McKibbens cites that gambling has historically been a part of Chinatown culture, as it was one of the few options for entertainment for the many single men living in Chinatowns due to laws prohibiting Chinese immigration.

Dr Timothy Fong, who co-directs the UCLA Gambling Studies Program, adds that Asian communities are at particular risk for gambling.

“In Asian communities, what we see with men and women who developed gambling disorder is that they oftentimes struggle to find treatment because they can’t find it in their language or cultural barriers that prevent them from seeking mental health treatment,” Fong said.

State Rep. Theresa Mah, the first Asian American elected into the Illinois General Assembly, is also opposed to the casino. Mah cited similar concerns about gambling. Mah said that the proposed casino would harm the “growth and resilience” of the Chicago Chinatown, the only Chinatown in America that continues to grow in population.

“It really doesn’t seem to fit with residents’ desire for a livable community,” Mah said. “There are human costs.”

Other concerns over the casino include an increase in traffic and crime, according to Fox32Chicago.

Protests occurred on Sunday in Chicago’s Chinatown.

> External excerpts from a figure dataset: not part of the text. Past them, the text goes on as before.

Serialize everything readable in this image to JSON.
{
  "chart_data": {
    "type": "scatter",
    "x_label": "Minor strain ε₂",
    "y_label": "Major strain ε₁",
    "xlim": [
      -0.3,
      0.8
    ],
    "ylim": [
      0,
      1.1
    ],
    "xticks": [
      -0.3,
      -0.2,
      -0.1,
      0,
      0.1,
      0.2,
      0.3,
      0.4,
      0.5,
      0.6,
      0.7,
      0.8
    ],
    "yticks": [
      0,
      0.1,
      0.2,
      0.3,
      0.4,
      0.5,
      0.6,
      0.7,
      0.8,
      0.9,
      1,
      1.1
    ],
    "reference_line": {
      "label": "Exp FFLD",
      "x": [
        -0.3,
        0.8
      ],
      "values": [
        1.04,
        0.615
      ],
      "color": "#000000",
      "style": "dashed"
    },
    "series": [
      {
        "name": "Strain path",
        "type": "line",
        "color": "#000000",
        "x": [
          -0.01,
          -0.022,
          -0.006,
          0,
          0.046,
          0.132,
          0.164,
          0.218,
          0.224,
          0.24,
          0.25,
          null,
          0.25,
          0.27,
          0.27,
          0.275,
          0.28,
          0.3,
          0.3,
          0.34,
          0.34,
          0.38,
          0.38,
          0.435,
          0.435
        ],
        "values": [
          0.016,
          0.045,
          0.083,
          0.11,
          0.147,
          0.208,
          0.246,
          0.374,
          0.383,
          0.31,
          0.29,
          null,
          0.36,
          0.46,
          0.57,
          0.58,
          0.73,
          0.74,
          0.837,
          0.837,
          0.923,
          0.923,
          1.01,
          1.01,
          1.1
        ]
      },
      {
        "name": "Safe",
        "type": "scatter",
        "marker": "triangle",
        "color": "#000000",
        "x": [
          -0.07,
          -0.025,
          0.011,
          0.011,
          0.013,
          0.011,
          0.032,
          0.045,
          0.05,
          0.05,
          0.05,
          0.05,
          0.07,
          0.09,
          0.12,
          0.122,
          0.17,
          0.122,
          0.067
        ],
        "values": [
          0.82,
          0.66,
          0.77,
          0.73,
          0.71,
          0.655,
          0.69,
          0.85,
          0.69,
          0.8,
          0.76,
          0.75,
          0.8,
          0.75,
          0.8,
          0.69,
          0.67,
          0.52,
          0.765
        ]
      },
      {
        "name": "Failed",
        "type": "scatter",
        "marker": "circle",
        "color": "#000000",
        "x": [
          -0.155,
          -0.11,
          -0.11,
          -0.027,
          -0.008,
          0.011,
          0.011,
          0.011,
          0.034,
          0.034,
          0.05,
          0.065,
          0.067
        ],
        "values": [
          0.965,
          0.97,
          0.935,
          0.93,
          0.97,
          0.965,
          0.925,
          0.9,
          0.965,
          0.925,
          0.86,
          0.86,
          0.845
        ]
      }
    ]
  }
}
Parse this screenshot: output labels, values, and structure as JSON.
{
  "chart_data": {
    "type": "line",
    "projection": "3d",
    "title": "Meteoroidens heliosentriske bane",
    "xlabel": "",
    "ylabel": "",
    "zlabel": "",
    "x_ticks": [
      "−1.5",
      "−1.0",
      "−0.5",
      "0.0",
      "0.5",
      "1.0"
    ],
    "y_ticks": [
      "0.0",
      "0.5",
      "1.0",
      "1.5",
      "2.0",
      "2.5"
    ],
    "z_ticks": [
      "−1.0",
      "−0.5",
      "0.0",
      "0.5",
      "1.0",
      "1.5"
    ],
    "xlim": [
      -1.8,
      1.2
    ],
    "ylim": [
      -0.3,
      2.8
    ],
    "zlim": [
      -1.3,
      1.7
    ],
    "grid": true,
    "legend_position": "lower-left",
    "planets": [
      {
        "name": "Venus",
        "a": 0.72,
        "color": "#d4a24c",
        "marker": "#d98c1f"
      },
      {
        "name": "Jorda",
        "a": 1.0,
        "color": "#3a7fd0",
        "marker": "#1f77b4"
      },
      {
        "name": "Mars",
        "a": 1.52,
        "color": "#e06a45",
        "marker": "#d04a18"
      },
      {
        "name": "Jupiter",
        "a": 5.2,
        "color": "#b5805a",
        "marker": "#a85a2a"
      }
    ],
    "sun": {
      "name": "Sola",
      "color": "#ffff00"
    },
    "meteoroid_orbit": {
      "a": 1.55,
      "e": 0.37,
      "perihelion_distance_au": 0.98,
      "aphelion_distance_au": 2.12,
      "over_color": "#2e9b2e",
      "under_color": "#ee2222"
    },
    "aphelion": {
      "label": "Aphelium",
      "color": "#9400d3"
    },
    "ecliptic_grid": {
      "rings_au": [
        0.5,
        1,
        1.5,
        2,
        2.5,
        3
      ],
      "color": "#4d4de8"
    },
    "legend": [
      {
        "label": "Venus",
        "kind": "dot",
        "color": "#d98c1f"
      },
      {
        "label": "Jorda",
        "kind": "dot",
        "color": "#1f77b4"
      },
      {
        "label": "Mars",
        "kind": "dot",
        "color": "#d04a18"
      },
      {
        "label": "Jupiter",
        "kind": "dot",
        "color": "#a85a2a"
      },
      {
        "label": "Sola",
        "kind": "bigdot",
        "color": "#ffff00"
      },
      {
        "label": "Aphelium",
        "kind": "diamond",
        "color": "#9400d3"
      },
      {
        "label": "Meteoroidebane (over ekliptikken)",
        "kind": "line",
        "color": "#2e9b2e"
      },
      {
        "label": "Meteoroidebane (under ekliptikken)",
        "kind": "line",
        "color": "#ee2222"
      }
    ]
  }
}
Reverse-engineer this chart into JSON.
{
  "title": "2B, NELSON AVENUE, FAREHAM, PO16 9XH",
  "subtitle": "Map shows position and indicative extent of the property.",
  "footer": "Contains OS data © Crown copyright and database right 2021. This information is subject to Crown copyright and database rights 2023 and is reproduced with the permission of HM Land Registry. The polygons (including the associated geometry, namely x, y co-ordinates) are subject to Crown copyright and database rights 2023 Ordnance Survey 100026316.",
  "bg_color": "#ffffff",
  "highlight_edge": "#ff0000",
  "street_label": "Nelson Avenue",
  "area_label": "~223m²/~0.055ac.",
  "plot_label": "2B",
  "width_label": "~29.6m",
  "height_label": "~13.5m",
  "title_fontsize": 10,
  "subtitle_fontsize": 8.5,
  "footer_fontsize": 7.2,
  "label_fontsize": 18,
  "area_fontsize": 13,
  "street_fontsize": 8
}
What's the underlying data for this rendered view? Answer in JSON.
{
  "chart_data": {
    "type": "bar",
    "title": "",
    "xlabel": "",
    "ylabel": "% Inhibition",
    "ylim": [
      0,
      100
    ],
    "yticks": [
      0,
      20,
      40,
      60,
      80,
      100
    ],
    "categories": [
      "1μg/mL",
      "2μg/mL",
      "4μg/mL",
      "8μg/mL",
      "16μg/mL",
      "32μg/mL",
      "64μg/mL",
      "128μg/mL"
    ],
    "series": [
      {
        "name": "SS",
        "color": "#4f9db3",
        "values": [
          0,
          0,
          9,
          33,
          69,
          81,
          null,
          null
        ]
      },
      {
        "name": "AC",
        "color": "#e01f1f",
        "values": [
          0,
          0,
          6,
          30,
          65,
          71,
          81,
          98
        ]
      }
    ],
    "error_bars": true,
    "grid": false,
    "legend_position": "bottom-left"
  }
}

On Monday, a special committee regarding the casino will hold a virtual hearing, according to Fox32Chicago.

The decision rests in part on Mayor Lori Lightfoot, who Mah has spoken with personally about the issue. 

“[Lightfoot] nodded her head as if to convey, ‘I hear you,’” Mah said. “If she chooses that site, she didn’t hear me.”

Still, Mah said she is determined to lobby Lightfoot and other city officials who are still on the fence.